Inria offre de nombreuses opportunités et un support dédié pour accueillir, dans ses neuf centres, des postdoctorants et postsdoctorantes dans le cadre de ce programme.

► En savoir plus sur les MSCA

« Nous avons une certaine idée de ce à quoi ressemblerait un mouvement plaisant. Des recherches antérieures nous ont montré que cela joue sur la façon dont les gens se comportent. C'est un signifiant très fort, mais nous ne le comprenons pas très bien. Ce n'est pas un sujet dont on parle beaucoup. Probablement parce que c’est très difficile à quantifier. »
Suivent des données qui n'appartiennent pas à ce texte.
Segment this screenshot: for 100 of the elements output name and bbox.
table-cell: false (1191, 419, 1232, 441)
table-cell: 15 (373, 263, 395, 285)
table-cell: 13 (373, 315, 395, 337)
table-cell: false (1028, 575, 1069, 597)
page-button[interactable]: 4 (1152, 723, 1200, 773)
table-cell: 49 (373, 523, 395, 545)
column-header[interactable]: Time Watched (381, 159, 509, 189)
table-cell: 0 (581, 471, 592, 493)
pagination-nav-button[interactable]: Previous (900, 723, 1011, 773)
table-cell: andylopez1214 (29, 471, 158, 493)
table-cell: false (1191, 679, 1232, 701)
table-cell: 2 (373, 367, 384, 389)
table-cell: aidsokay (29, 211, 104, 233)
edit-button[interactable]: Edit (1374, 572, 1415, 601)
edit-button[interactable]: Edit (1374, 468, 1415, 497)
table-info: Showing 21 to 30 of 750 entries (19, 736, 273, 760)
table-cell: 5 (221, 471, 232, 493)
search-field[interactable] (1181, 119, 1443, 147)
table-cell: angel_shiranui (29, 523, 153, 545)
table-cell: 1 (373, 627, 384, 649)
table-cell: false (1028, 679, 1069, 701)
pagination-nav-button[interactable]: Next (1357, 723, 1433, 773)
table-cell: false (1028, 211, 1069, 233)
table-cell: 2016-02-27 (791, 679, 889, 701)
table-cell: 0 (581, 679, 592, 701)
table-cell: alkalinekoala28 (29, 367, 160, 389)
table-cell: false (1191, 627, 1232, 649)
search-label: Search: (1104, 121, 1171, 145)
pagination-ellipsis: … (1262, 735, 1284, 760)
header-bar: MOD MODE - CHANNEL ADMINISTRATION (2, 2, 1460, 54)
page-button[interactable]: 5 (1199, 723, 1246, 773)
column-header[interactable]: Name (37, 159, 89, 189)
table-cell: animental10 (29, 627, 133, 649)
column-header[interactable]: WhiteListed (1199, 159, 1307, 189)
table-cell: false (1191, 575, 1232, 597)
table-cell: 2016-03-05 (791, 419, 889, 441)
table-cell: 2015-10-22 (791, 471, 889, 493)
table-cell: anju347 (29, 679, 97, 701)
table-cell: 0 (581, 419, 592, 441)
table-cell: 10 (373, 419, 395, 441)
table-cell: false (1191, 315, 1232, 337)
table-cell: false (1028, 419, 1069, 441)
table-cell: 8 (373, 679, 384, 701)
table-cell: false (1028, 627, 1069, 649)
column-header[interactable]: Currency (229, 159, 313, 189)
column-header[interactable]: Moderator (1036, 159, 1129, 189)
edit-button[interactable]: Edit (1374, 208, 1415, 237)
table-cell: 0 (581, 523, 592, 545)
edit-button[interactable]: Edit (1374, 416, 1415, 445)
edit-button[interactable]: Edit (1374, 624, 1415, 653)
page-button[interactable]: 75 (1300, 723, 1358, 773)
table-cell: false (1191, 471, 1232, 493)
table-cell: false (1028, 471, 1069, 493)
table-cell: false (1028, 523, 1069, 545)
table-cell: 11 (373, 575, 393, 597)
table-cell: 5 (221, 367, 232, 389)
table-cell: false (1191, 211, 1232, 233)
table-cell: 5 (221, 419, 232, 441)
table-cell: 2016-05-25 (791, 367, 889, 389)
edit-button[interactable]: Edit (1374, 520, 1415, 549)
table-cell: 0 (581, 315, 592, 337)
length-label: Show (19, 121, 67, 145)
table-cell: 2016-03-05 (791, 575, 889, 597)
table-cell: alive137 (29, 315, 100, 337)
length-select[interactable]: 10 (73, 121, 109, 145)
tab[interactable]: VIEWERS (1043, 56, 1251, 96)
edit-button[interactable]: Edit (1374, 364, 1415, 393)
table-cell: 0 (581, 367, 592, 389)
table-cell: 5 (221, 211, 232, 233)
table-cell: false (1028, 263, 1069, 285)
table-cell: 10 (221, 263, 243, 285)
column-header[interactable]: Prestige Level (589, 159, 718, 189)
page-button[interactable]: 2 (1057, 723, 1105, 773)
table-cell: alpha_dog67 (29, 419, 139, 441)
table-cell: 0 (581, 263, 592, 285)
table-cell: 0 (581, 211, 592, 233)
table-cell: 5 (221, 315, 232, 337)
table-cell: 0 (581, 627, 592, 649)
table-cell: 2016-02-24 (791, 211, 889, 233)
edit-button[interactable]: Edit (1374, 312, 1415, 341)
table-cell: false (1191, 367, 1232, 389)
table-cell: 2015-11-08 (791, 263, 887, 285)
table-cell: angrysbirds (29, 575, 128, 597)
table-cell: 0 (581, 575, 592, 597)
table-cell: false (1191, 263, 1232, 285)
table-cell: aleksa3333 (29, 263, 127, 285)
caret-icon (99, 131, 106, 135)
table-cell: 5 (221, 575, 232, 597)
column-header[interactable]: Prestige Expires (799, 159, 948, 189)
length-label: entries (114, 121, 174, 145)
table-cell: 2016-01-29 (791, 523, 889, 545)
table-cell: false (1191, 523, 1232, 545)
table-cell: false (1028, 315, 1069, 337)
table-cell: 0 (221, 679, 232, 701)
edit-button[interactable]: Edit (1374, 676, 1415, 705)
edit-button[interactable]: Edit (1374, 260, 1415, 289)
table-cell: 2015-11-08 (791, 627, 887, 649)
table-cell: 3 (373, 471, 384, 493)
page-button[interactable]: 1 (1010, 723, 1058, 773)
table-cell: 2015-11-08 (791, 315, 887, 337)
D’où la nécessité de mettre au point des méthodes et des mesures permettant de quantifier de manière fiable les changements dans le mouvement. « Par exemple, si nous appliquons un changement à un personnage, les gens vont-ils y réagir ? Vont-ils même remarquer le changement ? Le projet devrait révéler ce type d’indicateurs. »

 

Un mouvement pour une émotion

Le principal défi sera toutefois « d’en arriver au stade où nous pourrons changer le mouvement de manière significative, afin que les gens le perçoivent comme nous le souhaitons. Nous cherchons à créer des mouvements présentant des qualités différentes. »

VirtUS est une future équipe projet Inria, Université Rennes 2, Université Rennes 1 et ENS Rennes, en commun avec l’Irisa.

 

En fin de compte, cela reviendrait à avoir des filtres de mouvement qui transmettent toute une gamme d'états d'esprit émotionnels. « Vous enregistrez un mouvement qui est naturel. Puis vous appliquez l'algorithme et vous modifiez ce mouvement d'une manière, disons, plus névrotique. Le personnage est alors perçu comme ayant une autre personnalité. C’est très utile car pour ce faire, il n’est pas nécessaire d'enregistrer de nombreuses motions. Il suffit d'en enregistrer une que l'on peut ensuite modifier. »

Cerise sur le gâteau : cette modification pourrait même être effectuée en temps réel. Dans la pratique, une telle technologie pourrait aider de nombreux chercheurs dans de divers domaines, qui ne peuvent pas facilement accéder à un système de capture de mouvement efficace (et coûteux).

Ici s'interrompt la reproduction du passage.